ART SITE SOJE
From Rail Village to Cultural Engine
: The Kinetic Hall of Art Site Soje
Art Site Soje’s transforming exhibition hall recasts a former rail village as a new cultural engine for Daejeon. Its kinetic façade opens the building to the street, merging it with nearby alleys and courtyards. Beyond hosting events, it functions as a porous urban device that activates the neighborhood through adaptable programming.
At first glance, Art Site Soje appears as a compact four-story grey volume designed for immersive, media-driven exhibitions. Yet behind its simplicity, its kinetic façade allows the building to shift character—opening as an illuminated cultural hall or unfolding into a broad urban gateway. When the façade lifts, activities spill into the courtyard and surrounding alleyways, transforming the area into a continuous public ground. In these moments, the project reveals its larger ambition: not as an isolated venue, but as a shared cultural landscape that binds the neighborhood around it.

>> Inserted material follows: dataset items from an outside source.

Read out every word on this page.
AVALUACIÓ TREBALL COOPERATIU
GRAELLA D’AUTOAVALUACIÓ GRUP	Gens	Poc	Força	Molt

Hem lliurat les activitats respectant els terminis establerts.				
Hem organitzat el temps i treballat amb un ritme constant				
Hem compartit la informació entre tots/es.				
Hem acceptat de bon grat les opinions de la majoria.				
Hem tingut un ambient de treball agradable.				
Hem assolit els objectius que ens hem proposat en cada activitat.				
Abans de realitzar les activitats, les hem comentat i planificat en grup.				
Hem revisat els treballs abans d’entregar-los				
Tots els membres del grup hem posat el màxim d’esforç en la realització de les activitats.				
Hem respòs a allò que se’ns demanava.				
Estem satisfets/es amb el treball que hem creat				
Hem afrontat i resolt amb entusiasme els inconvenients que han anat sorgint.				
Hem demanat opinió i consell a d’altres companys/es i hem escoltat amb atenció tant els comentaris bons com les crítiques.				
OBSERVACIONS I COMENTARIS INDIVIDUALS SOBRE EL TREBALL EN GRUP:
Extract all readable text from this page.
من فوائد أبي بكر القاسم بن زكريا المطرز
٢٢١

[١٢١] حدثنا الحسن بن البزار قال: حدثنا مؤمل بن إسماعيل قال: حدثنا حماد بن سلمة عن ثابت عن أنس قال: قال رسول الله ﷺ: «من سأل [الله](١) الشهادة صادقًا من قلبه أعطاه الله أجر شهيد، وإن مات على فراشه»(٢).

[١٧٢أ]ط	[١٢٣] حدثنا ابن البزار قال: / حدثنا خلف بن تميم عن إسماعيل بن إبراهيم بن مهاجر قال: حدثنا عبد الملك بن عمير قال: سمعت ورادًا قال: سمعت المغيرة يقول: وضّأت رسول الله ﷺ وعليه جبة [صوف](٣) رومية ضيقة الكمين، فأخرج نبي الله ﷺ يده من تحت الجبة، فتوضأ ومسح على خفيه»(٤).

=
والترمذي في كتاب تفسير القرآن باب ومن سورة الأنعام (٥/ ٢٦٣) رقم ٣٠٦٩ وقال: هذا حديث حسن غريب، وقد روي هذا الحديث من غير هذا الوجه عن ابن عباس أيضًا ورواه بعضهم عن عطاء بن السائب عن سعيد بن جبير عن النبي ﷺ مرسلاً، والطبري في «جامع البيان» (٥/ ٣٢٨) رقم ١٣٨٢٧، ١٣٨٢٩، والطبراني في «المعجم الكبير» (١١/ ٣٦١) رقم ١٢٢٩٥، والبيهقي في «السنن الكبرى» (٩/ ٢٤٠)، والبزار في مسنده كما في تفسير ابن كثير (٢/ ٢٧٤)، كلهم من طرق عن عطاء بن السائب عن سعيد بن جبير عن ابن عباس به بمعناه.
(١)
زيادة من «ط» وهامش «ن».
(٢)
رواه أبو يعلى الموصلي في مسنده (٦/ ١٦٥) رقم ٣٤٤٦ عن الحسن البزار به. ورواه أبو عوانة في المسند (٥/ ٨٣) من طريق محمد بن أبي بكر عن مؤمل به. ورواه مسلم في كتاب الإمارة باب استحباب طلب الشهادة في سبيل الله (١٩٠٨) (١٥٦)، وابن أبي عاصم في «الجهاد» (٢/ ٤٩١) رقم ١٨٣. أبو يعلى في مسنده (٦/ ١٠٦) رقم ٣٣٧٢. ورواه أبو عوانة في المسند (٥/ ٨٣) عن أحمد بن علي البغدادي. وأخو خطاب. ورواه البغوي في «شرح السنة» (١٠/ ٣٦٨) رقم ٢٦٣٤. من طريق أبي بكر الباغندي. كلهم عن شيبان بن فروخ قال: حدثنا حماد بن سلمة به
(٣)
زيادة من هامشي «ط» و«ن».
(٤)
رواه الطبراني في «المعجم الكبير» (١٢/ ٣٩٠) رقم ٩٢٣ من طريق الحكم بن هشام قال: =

Just minutes from Daejeon’s high-speed rail station, Soje-dong retains the modest scale of its 1910s railway workers’ village. This quiet district has become one of the city’s most active zones of adaptive reuse, where ageing timber houses are revived as cafés, restaurants, and cultural outposts—hovering between memory and reinvention.
Art Site Soje is conceived as a multipurpose exhibition hall capable of hosting media installations and large community festivals with over 100,000 visitors. Its conceptual foundation recalls Cedric Price’s Fun Palace (1963), where a minimal framework supports shifting configurations shaped by users and events. Here, versatility is the architectural premise itself.
This adaptability extends into the surrounding context. An adjacent timber building, repurposed by the same architect into a café, serves as ticketing and waiting area, while the courtyard between the two structures acts as an outdoor lobby. Together, they form a composite cultural field open to continual redefinition.
The kinetic façade, inspired by traditional L-shaped roof tiles, consists of twelve operable panels functioning as screen, threshold, and urban interface. Their independent movement transforms the hall from a sealed volume into a porous gateway that engages the street.
As the architect notes, “Art Site Soje took on its full meaning—signifying not just a building, but a shared cultural landscape.”